Too Late to Dream?
It only takes a second of courage or a split second of insanity to change the course of your future.
As I write this, I’m wearing my New York City Ballet pants that I threw in my bag on a recent trip back to my hometown.
You see, ballet is a chapter of my life that is closed. And, while I cherish the 15 years of memories, it’s painful to think that I can’t have it back.
Or so I thought.
When I was 4 years old, I fell in love with ballet. It soon became a 20-hour-a-week obsession. My closest friends are still the girls I grew up dancing with.
Then, when I was 14, I fell in love with something else: Inner city volunteering.
I spent summers in high school going to the fourth ward of Houston and reading in Spanish to the children there.
By the time I graduated high school, I had this dream of teaching ballet to inner city little girls. The lessons I learned from the disciple of dance are priceless. I credit many of my successes in life to understanding poise and body language. We learned to walk with grace and balance. We learned to respect the art and ourselves. Blending my two passions seemed so logical. Dance was expensive. My family struggled to make ends meet sometimes so I could dance. To them, I could offer my talents for free. I had it all worked out. It's funny how you have so much figured out at 17.
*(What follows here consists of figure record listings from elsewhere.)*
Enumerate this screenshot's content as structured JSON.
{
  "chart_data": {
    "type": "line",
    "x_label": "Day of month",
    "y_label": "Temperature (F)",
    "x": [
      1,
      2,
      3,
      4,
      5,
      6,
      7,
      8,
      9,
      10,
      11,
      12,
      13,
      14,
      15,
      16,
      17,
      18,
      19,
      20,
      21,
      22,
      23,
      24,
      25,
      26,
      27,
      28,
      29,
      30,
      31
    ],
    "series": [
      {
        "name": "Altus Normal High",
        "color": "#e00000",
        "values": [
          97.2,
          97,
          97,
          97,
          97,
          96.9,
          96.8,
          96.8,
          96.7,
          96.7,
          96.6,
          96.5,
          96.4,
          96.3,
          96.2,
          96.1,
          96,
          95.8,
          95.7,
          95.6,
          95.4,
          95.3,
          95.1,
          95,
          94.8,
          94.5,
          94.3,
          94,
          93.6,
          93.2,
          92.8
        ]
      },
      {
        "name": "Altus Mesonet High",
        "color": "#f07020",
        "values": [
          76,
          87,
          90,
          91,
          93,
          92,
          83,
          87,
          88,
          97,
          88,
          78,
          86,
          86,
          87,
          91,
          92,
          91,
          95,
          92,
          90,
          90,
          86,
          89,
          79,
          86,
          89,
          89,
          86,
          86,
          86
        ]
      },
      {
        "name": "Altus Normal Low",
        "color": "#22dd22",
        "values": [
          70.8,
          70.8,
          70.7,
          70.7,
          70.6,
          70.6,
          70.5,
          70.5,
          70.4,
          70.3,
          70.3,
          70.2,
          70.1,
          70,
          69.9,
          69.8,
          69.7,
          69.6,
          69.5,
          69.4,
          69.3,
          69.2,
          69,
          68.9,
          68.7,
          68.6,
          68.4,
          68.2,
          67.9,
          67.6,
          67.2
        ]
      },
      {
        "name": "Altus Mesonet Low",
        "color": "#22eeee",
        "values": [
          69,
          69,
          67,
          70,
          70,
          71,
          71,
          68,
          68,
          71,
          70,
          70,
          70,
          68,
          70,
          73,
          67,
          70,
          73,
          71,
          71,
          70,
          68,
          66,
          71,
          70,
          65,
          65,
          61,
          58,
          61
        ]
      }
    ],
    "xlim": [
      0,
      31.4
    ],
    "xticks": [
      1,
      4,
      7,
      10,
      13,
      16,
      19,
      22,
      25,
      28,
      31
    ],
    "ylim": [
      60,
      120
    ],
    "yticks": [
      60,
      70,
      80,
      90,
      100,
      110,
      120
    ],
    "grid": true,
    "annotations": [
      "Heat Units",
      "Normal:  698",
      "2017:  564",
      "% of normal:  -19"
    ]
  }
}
I suppose everyone has a dream like that, something you want to do to change the world. Then other things happen. College happened. Ballet won’t pay the bills. I had to go into a field that would provide a job at the end of four years. (Ironically I went into journalism.)
And I do love writing.
There’s just always been that little voice in the back of my head telling me, “you haven’t done it yet.” That dream I was so certain of at 14 became a great idea for someone else to do.
When I was living in Georgia, I got the chance to get back into dance a little. A program was already established for some girls and I got to help. They were beautiful. Goodness I loved those little girls. That ended and I moved to South Carolina. Here, I was faced with two options: Let that dream die or do something about it.
It only takes a second of courage or a split second of insanity to change the course of your future. I decided to act on my childhood dream, and it worked. In two weeks I will start teaching two classes of little ballerinas to inner city Columbia children.
I’m scared and I’m painfully out of shape. I’ve gained weight since my days as a competition dancer. My legs no longer stretch above my head. My vertigo makes piroettes nearly impossible.
I’m not trying to make little Anna Pavlovas, though. I just want to take a few little girls and give them a good role model, a lesson or two in grace and poise and a healthy respect for themselves.
I doubt myself hourly.
Unlike a test in school, there is little you can do to prepare for something like this. I've never been more uncertain of my abilities in my life. Even the GMAT had a prep book.
I have absolutely no idea if I can do it, but my goodness I’ll try.